After a year as a flat-chested man (well, more or less) the feeling of having gigantic pillowy bosoms hanging down my ribs was actually kind of frightful. But on further inspection there was a big difference. Though those parts of my body had remained close to the same, my big flabby gut was... well, not gone altogether, but a lot less. Instead of being a beachball, I was, as Tyler politely put it, "hourglass-shaped." I probably dropped about 100 lbs off my 300+-lb starting weight.


I felt strange accepting this "gift," especially once I found out how it was achieved. The woman who had found herself in my body opted into a gastric bypass surgery... something I have thought about several times over the years but never felt comfortable doing. I didn't love my body, but it was mine and the level of acceptance I had for it was so strong that I never felt motivated to take action. The fact that that she felt she had to go ahead and do it for me feels a little insulting and definitely presumptuous. She paid for it mostly out of pocket, my money.


I try to look on the bright side: it has huge health benefits, I'm going to live longer and feel better than I used to. But I see this mutant body in the mirror, with saggy excess skin, reminders of what I used to be, and I feel only slightly more at home in this body than I did in Ahmir's. I can't eat much, I need to take supplement pills, and I'm somehow worried that the surgery is going to be undone by the Inn's magic and I'm going to balloon up again.

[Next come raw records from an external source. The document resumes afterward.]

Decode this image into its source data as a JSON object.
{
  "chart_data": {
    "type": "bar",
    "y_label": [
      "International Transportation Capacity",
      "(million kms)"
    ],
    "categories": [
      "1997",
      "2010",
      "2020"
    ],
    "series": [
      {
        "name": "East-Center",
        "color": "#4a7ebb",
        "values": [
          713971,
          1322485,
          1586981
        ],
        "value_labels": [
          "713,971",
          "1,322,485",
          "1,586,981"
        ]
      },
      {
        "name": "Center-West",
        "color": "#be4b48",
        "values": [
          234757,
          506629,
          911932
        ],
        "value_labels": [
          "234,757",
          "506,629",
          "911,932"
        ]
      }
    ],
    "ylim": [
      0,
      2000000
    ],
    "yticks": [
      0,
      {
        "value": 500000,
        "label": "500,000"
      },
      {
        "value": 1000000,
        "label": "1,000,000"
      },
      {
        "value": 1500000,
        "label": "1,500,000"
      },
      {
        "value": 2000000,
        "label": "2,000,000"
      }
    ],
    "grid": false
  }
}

So that day by the beach - where I put on a bikini and decided to try flaunting it - that was my little burst of self-appreciation. Trying to get into character as the woman who owns this body. It's not easy. I still don't think I'm turning any heads, except for people to say, "Why does a girl that big think she can get away wearing a two-piece?"


And then there's the other thing.


She met a guy.


I was not much of a dater in my normal life. Nobody really wanted me, and I was convinced it was never going to happen. Partly, it was because - and I'd rather not get into it - I can't have kids. When I learned that, it depressed me so much that it started my cycle of weight gain. There's no surgery for that.

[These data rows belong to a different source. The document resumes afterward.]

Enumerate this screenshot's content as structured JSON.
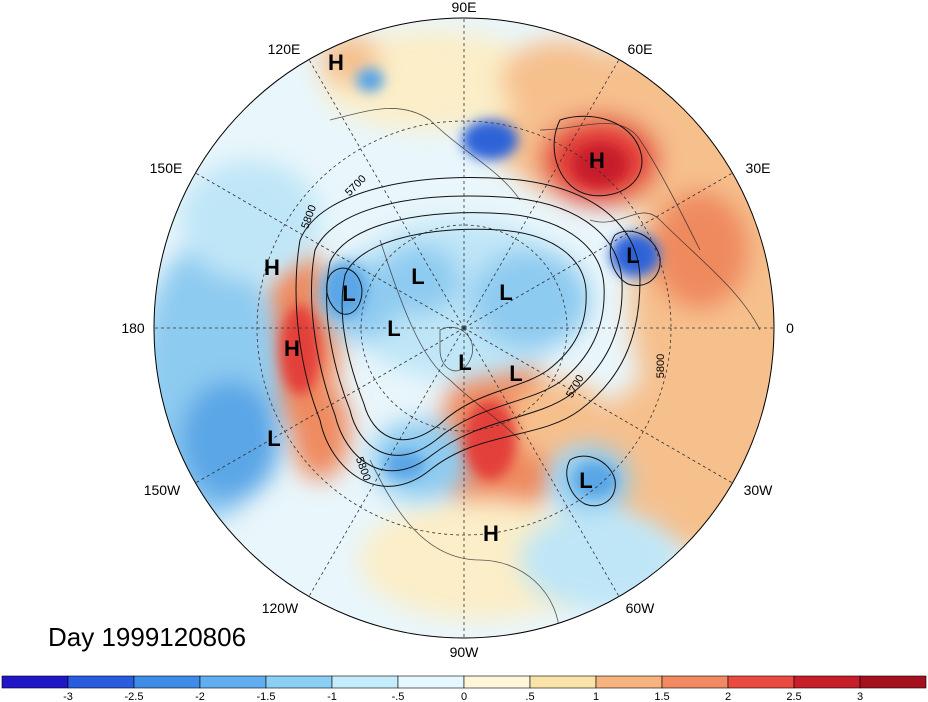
{
  "map": {
    "day_label": "Day 1999120806",
    "longitude_labels": [
      "90E",
      "60E",
      "30E",
      "0",
      "30W",
      "60W",
      "90W",
      "120W",
      "150W",
      "180",
      "150E",
      "120E"
    ],
    "contour_labels": [
      "5700",
      "5800",
      "5700",
      "5800",
      "5800"
    ],
    "pressure_centers": [
      {
        "type": "H"
      },
      {
        "type": "H"
      },
      {
        "type": "H"
      },
      {
        "type": "H"
      },
      {
        "type": "H"
      },
      {
        "type": "L"
      },
      {
        "type": "L"
      },
      {
        "type": "L"
      },
      {
        "type": "L"
      },
      {
        "type": "L"
      },
      {
        "type": "L"
      },
      {
        "type": "L"
      },
      {
        "type": "L"
      },
      {
        "type": "L"
      }
    ]
  },
  "colorbar": {
    "tick_labels": [
      "-3",
      "-2.5",
      "-2",
      "-1.5",
      "-1",
      "-.5",
      "0",
      ".5",
      "1",
      "1.5",
      "2",
      "2.5",
      "3"
    ],
    "colors": [
      "#1f16c8",
      "#2a5ce0",
      "#3f8be8",
      "#60aef0",
      "#8ccff5",
      "#c4ecfa",
      "#e6f7fd",
      "#fdf6d8",
      "#f9e3a8",
      "#f6b27f",
      "#f18a62",
      "#eb4a40",
      "#c81e2a",
      "#a5101e"
    ]
  },
  "palette": {
    "ocean_base": "#e9f6fb",
    "cold_light": "#bfe6f7",
    "cold_mid": "#8ecbf0",
    "cold_deep": "#5aa6e6",
    "cold_core": "#2f63d8",
    "warm_light": "#fbeec8",
    "warm_mid": "#f6c08d",
    "warm_deep": "#ef8a5e",
    "warm_core": "#e3413b"
  }
}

M., in her seeming quest to show me how I was living my life wrong, decided to go out and meet a man, a Mr. Russell Gilray, who works for the City of Portland. A widower with kids of his own. She moved me into his house and basically made me stepmother to his 16-year-old son (he has a daughter in college - I assume she won't be calling me mom.)


It just all feels like cheating. Like someone skipped me ahead to the finish line of life, without even asking my permission. Am I happy with this body? It doesn't matter. Am I interested in Mr. Gilray? I don't even know. But I have to figure it out for myself.